Meat and bone meal is defined as “the rendered product from mammal tissues, including bone, exclusive of any added blood, hair, hoof, horn, hide trimmings, manure, stomach and rumen contents…” It may also come from “4-D” animals considered unfit for human consumption. Bone meal, while considered a source of calcium and a means of balancing mineral levels, is also likely to contain lead and other contaminants if it comes from cattle exposed to exhaust fumes and pollution. Some experts recommend when a dog is fed bone meal, it should be given cod liver oil at the same time. Cod liver oil isn’t likely to be included in dog food containing meat and bone meal.
Animal digest is “a material which results from chemical and/or enzymatic hydrolysis of clean and un-decomposed animal tissue,” exclusive of “hair, horns, teeth, hooves and feathers, except in such trace amounts as might occur unavoidably in good factory practice and shall be suitable for animal feed.”

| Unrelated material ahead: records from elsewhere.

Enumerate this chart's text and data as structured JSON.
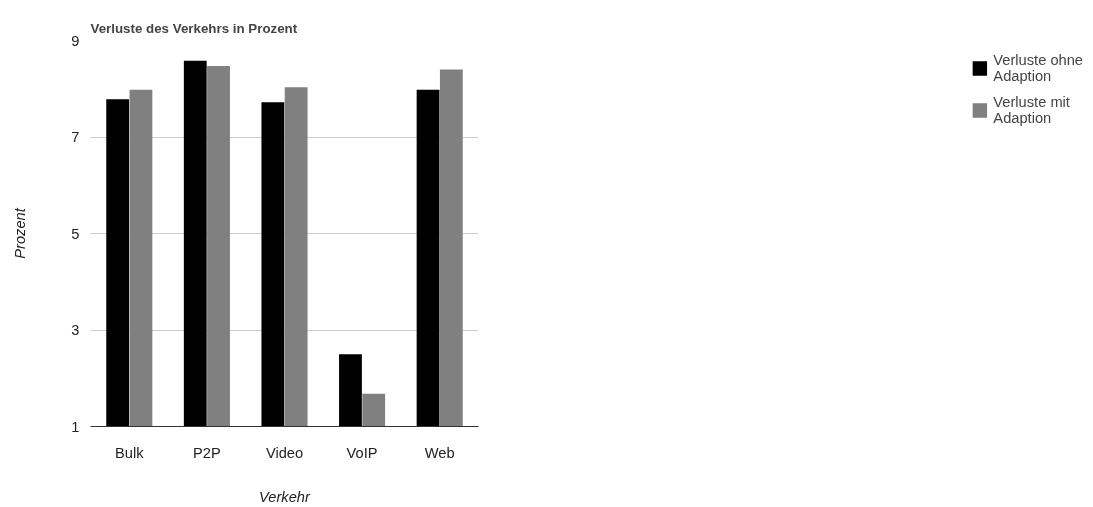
{
  "chart_data": {
    "type": "bar",
    "title": "Verluste des Verkehrs in Prozent",
    "xlabel": "Verkehr",
    "ylabel": "Prozent",
    "categories": [
      "Bulk",
      "P2P",
      "Video",
      "VoIP",
      "Web"
    ],
    "series": [
      {
        "name": "Verluste ohne Adaption",
        "color": "#000000",
        "values": [
          7.78,
          8.58,
          7.72,
          2.5,
          7.98
        ]
      },
      {
        "name": "Verluste mit Adaption",
        "color": "#808080",
        "values": [
          7.98,
          8.47,
          8.03,
          1.68,
          8.4
        ]
      }
    ],
    "ylim": [
      1,
      9
    ],
    "yticks": [
      1,
      3,
      5,
      7,
      9
    ],
    "grid": "y",
    "legend": "top right"
  }
}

BHA and BHT are preservatives used to keep fats from becoming rancid. They have been a source of concern ever since studies in the early 1970s showed that, when fed to pregnant mice, their offspring were born with abnormal brain chemistry. In addition, “the affected mice weighed less, slept less and fought more than normal controls.” BHA has also been listed as a carcinogen by the state of California, and both are banned or restricted by various foreign countries.
Artificial colors may make foods (including pet foods) appear wholesome and appealing, but are often derived from substances that are anything but, such as coal-tar and petroleum extracts. They’re also apt to raise serious health concerns, since a number of such hues have been found to cause cancerous growths in test animals, and to have other adverse effects, such as triggering allergies and asthma.
Ethoxyquin is a widely used preservative found in much higher concentrations in many pet foods than in foods intended for human consumption. It is also used as a pesticide, and in industry for the preservation of rubber, and is believed by many experts to be responsible for a wide range of health problems in pets, including fatal ones such as liver cancer. Ethoxyquin is also believed to compromise immune functions. Ethoxyquin is allowed in pet food at levels of up to 150 parts per million. However, based on tests that raised concerns about its effect on lactating female dogs, and possibly puppies, the FDA’s Center for Veterinary Medicine requested in 1997 that manufacturers voluntarily lower by half the maximum level allowed in dog foods.